A Sharp Bound on the Computation-Accuracy Tradeoff for Majority Voting Ensembles
When random forests are used for binary classification, an ensemble of $t=1,2,\dots$ randomized classifiers is generated, and the predictions of the classifiers are aggregated by majority vote. Due to the randomness in the algorithm, there is a natural tradeoff between statistical performance and computational cost. On one hand, as $t$ increases, the (random) prediction error of the ensemble tends to decrease and stabilize. On the other hand, larger ensembles require greater computational cost for training and making new predictions. The present work offers a new approach for quantifying this tradeoff: Given a fixed training set $\mathcal{D}$, let the random variables $\text{Err}_{t,0}$ and $\text{Err}_{t,1}$ denote the class-wise prediction error rates of a randomly generated ensemble of size $t$. As $t\to\infty$, we provide a general bound on the "algorithmic variance", $\text{var}(\text{Err}_{t,l}|\mathcal{D})\leq \frac{f_l(1/2)^2}{4t}+o(\frac{1}{t})$, where $l\in\{0,1\}$, and $f_l$ is a density function that arises from the ensemble method. Conceptually, this result is somewhat surprising, because $\text{var}(\text{Err}_{t,l}|\mathcal{D})$ describes how $\text{Err}_{t,l}$ varies over repeated runs of the algorithm, and yet, the formula leads to a method for bounding $\text{var}(\text{Err}_{t,l}|\mathcal{D})$ with a single ensemble.
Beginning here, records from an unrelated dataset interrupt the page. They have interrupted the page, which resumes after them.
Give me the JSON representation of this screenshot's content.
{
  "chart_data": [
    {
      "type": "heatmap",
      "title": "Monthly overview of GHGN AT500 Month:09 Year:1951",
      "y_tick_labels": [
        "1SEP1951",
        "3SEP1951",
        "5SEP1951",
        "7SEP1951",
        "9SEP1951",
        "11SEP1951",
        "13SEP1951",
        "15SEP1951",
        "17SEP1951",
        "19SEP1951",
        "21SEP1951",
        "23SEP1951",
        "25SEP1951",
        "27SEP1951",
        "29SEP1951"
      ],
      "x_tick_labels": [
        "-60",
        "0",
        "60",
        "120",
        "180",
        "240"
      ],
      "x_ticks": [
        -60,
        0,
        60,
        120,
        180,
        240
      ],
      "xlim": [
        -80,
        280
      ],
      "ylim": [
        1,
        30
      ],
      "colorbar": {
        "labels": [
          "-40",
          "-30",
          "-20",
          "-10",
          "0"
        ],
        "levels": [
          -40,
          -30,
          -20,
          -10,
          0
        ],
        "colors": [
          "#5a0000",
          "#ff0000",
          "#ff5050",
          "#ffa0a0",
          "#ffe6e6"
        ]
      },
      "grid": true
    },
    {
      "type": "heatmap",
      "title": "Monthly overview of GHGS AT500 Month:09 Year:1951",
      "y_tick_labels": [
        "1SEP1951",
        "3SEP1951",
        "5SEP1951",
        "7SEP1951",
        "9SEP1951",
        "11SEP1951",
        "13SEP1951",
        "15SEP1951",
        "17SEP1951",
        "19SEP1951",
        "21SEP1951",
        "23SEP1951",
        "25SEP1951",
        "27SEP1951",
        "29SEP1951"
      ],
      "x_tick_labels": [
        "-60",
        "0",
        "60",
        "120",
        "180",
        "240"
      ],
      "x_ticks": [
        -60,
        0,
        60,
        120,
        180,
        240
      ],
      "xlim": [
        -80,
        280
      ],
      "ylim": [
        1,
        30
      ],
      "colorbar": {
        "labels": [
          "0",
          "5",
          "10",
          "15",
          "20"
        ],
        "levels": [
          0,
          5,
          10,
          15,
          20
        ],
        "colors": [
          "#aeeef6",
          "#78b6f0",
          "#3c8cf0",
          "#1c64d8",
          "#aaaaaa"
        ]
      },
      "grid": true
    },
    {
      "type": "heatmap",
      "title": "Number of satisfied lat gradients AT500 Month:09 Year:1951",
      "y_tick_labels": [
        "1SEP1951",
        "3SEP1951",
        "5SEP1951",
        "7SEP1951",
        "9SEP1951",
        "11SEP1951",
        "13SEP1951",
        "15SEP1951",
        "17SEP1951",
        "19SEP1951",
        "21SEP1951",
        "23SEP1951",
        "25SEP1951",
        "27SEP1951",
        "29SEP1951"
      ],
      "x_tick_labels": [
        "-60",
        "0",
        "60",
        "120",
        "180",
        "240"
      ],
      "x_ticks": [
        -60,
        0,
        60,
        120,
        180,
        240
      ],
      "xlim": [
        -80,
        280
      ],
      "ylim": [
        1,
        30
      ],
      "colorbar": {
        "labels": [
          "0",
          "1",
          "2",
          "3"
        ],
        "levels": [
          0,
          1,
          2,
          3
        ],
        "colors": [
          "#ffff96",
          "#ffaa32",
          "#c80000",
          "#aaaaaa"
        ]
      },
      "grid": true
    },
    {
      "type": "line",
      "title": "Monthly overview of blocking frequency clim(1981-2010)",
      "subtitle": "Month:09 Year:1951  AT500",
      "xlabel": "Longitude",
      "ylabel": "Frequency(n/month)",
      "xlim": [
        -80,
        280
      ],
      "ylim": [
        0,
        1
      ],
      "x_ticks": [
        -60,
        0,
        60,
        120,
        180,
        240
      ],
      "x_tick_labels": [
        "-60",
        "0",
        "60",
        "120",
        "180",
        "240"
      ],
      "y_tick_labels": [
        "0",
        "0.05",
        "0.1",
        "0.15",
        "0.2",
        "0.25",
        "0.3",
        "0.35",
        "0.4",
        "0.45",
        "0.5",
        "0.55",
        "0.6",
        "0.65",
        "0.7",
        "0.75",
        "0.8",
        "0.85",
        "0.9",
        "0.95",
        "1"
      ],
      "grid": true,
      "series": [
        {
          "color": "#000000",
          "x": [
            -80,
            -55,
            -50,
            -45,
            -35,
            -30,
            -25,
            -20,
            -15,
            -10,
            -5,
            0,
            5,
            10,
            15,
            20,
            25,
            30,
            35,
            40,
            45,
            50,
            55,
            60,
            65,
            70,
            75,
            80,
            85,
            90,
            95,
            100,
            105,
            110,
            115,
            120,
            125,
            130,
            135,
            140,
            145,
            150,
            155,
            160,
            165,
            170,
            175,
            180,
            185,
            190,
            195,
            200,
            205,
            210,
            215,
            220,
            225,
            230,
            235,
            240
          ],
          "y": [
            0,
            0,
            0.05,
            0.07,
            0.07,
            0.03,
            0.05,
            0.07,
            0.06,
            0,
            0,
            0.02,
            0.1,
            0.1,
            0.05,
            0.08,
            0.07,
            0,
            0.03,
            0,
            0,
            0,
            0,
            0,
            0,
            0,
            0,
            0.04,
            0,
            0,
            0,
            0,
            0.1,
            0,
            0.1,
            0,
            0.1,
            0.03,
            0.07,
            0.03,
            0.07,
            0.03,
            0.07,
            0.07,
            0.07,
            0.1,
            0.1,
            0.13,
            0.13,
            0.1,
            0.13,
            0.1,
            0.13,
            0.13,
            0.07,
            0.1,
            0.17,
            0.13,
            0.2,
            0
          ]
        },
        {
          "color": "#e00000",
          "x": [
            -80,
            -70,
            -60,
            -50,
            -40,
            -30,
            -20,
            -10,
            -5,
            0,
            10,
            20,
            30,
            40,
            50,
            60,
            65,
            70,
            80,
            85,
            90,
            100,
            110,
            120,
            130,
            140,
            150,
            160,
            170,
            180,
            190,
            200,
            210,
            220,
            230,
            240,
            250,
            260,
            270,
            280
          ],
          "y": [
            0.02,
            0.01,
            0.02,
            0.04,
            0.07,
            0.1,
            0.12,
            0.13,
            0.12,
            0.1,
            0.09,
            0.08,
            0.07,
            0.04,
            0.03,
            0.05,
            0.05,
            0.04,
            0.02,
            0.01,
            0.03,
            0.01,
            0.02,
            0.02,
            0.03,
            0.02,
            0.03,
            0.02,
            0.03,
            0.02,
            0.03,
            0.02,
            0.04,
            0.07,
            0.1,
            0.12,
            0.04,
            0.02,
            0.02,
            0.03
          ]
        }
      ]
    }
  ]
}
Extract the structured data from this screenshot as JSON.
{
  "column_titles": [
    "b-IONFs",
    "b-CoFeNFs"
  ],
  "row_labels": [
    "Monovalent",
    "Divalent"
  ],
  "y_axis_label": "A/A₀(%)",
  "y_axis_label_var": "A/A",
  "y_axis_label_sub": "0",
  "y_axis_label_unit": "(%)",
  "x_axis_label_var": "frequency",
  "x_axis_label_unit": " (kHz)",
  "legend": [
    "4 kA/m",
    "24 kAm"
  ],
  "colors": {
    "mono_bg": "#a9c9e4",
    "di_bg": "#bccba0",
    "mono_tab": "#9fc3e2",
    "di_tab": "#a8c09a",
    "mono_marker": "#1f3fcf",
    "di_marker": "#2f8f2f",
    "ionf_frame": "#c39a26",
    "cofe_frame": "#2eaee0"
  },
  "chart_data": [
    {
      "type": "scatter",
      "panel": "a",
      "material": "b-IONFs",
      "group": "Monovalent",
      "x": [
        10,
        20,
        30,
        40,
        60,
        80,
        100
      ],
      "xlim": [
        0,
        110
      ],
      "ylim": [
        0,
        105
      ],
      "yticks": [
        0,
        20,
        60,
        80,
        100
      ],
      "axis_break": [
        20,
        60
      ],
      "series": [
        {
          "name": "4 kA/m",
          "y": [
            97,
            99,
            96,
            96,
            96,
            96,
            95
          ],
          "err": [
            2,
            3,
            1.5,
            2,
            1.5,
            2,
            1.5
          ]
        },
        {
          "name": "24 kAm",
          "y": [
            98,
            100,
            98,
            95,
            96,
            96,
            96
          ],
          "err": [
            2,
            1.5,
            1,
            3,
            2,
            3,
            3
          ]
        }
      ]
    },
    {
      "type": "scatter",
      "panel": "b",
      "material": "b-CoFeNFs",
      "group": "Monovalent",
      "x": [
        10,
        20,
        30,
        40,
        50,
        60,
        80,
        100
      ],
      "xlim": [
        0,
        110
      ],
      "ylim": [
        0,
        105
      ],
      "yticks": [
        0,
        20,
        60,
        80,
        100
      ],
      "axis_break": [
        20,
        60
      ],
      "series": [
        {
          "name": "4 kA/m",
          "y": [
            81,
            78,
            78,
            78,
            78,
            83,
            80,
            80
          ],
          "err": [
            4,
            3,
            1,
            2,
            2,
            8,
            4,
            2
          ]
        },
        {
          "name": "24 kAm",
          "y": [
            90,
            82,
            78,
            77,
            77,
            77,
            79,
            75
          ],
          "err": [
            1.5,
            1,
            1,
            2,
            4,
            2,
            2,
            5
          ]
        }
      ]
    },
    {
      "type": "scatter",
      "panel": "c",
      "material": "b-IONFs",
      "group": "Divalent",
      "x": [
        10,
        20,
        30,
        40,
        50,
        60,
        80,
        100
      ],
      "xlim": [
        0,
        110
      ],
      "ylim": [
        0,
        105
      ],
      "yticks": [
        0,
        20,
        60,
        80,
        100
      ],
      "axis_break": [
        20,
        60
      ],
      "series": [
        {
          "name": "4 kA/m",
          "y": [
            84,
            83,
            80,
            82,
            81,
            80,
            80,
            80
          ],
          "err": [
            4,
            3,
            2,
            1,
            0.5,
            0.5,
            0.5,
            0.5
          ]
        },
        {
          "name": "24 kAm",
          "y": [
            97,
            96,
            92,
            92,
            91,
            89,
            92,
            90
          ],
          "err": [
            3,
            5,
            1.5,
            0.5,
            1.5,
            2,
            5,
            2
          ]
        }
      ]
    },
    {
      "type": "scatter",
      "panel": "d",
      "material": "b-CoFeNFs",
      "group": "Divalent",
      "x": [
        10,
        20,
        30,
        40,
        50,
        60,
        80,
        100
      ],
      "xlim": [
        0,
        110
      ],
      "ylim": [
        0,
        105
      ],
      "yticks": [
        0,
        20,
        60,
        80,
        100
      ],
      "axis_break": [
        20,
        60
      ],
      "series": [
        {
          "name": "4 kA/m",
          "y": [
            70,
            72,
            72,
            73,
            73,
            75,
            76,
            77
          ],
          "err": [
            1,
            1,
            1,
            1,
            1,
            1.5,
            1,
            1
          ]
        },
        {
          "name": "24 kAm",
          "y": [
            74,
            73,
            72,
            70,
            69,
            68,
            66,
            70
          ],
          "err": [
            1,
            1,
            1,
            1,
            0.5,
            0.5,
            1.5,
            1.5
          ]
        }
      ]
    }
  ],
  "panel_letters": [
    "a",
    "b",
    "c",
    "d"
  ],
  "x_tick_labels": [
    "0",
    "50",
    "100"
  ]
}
The bound is also sharp in the sense that it is attained by an explicit family of randomized classifiers. With regard to the task of estimating $f_l(1/2)$, the presence of the ensemble leads to a unique twist on the classical setup of non-parametric density estimation --- wherein the effects of sample size and computational cost are intertwined. In particular, we propose an estimator for $f_l(1/2)$, and derive an upper bound on its MSE that matches "standard optimal non-parametric rates" when $t$ is sufficiently large.